Executive Summary

A national debate is taking place that promises to intensify in coming months: Should government tax purchases made over the Internet? If not, why not? And if so, how? While the question of federal taxation is certainly alive, most of the focus to date has been on the question of state and local government taxation.

In February, Governor John Engler testified before the U.S. Senate that he favored improving collection of current sales and "use" taxes, which already technically apply to Internet, catalog, and 1-800 number purchases made by Michigan citizens, but which in practice are rarely paid. He emphasized the issue of tax "fairness," saying that it is unfair to tax traditional "bricks and mortar" businesses six percent on their sales while exempting sales over the Internet from the same sales taxes.

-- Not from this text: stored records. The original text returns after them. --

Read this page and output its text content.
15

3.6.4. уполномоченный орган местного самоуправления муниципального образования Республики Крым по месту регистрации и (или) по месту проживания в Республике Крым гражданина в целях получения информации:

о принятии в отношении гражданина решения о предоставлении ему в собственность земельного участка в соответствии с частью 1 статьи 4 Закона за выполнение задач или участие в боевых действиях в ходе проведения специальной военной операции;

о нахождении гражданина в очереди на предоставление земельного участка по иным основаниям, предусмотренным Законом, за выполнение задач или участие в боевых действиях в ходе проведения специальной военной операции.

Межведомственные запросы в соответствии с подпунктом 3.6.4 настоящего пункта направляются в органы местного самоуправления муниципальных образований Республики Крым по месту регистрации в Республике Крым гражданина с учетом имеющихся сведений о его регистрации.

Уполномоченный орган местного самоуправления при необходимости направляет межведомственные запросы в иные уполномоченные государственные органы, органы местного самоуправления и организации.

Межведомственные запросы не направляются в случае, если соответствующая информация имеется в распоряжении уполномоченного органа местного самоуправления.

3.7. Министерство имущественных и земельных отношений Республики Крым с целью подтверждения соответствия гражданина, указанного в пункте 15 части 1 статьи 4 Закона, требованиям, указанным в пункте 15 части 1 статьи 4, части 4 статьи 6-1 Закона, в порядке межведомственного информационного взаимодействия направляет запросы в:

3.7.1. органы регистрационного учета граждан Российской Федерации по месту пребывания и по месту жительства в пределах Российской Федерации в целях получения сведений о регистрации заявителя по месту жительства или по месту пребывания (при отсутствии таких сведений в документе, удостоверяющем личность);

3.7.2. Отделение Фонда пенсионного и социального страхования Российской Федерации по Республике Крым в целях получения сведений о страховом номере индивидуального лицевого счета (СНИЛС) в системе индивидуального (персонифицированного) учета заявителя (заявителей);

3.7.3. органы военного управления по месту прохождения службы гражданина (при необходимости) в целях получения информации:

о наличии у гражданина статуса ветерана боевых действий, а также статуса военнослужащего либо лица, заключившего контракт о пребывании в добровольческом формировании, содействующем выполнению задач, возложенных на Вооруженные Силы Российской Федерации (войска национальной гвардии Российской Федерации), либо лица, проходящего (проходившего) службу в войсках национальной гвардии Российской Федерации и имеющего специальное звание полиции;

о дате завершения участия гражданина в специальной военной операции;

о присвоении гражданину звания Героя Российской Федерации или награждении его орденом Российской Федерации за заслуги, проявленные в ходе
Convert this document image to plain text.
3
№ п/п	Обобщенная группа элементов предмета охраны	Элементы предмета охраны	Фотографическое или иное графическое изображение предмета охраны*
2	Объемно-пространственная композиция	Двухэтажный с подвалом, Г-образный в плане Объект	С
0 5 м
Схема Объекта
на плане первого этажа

Engler was careful to oppose federal efforts to either create new taxes or interfere with states' rights to set their own tax policies, but he did endorse a proposal by the National Governors' Association (NGA) designed to extract more revenue from Internet purchases. The NGA plan would have states employ "trusted third parties" who would track information about consumers, purchases and location to determine the amount of tax due and ensure that the revenue is routed to specific state and local government bank accounts.

But two problems arise with the governor's position on Internet taxation. The first is that Engler's case for "fairness" in taxation undermines other taxation positions his administration has taken. For example, the Engler administration often has bestowed special tax breaks, favors, and even direct subsidies on certain businesses at the expense of fairness and uniformity. Such discriminatory tax policies are the hallmark of the governor's Michigan Economic Growth Authority (MEGA) and Michigan Economic Development Corporation (MEDC) agencies.

The other problem with the governor's position is his endorsement of the NGA plan itself. Policy analyst Adam Thierer of The Heritage Foundation explains the NGA plan is seriously flawed because it

  • creates a new de facto national sales tax cartel;

  • violates constitutional first principles regarding tax fairness and commercial union;

  • upsets existing U.S. Supreme Court commercial jurisprudence;

  • threatens America's federalist structure of government by discouraging jurisdictional tax competition;

  • creates a "trusted third party" tax collection system that could compromise individual and corporate privacy;

  • is unnecessarily complex and could be extremely costly to implement;

  • is not "voluntary" as the NGA claims; and

  • is at odds with the Clinton administration's proposed "global free trade zone" for international commerce and could threaten American sovereignty.

In 1998, Congress passed the Internet Tax Freedom Act (ITFA), which instituted a national, three-year moratorium on "multiple" and "discriminatory" taxes directed at electronic commerce. That moratorium is set to expire in October 2001, and the federal Advisory Commission on Electronic Commerce (ACEC), created by the ITFA, is scheduled to release its recommendations to Congress this April.

Meanwhile, interest groups are weighing in with their own recommendations. The NGA, the National Association of Counties, and the U.S. Conference of Mayors all support taxing Internet purchases. Others including Americans for Tax Reform, the National Taxpayers Union, and several governors including Virginia's James Gilmore argue against Internet taxation on the grounds that the benefits of leaving the Internet relatively tax-free far outweigh whatever "unfairness" may exist among states' current tax structures.

In fact, a large part of the reason "e-commerce" is enjoying robust growth is the fact that it is subject to little direct taxation. In this free-market atmosphere, Internet commerce totaled roughly $20 billion in 1999 and is estimated to increase dramatically in the years ahead. To ensure continued growth and Internet access opportunities for all citizens, this report offers state and federal policy makers the following recommendations:

  • Extend or broaden the current tax moratorium. Congress should make permanent the ITFA's moratorium on "multiple and discriminatory" Internet taxation.

  • Adopt a clear and constitutional taxation standard. Congress should legislatively endorse the U.S. Supreme Court's "physical presence test" for businesses, which makes it clear when and which state and local governments have the right to impose sales taxes.

  • Require that any sales taxes imposed on Internet purchases be "origin-based" so that they will be consistent with the U.S. Constitution and prevailing legal standards. The ITFA and existing Supreme Court jurisprudence do not prohibit all forms of Internet taxation. If policy makers do adopt some form of sales tax, they should ensure it is collected at the source, or point of sale, instead of at the destination, or point of consumption.

  • Look for ways to make Internet access and other telecommunications technologies more accessible and affordable. America's increasingly competitive communications sector also remains one of its most heavily taxed. Policy makers should take advantage of opportunities to eliminate burdensome or antiquated taxes including the three-percent federal telecommunications tax of 1898, discriminatory state taxes on interstate telecommunications, Internet tolls and access taxes, and massive state and local taxes on consumer telephone bills.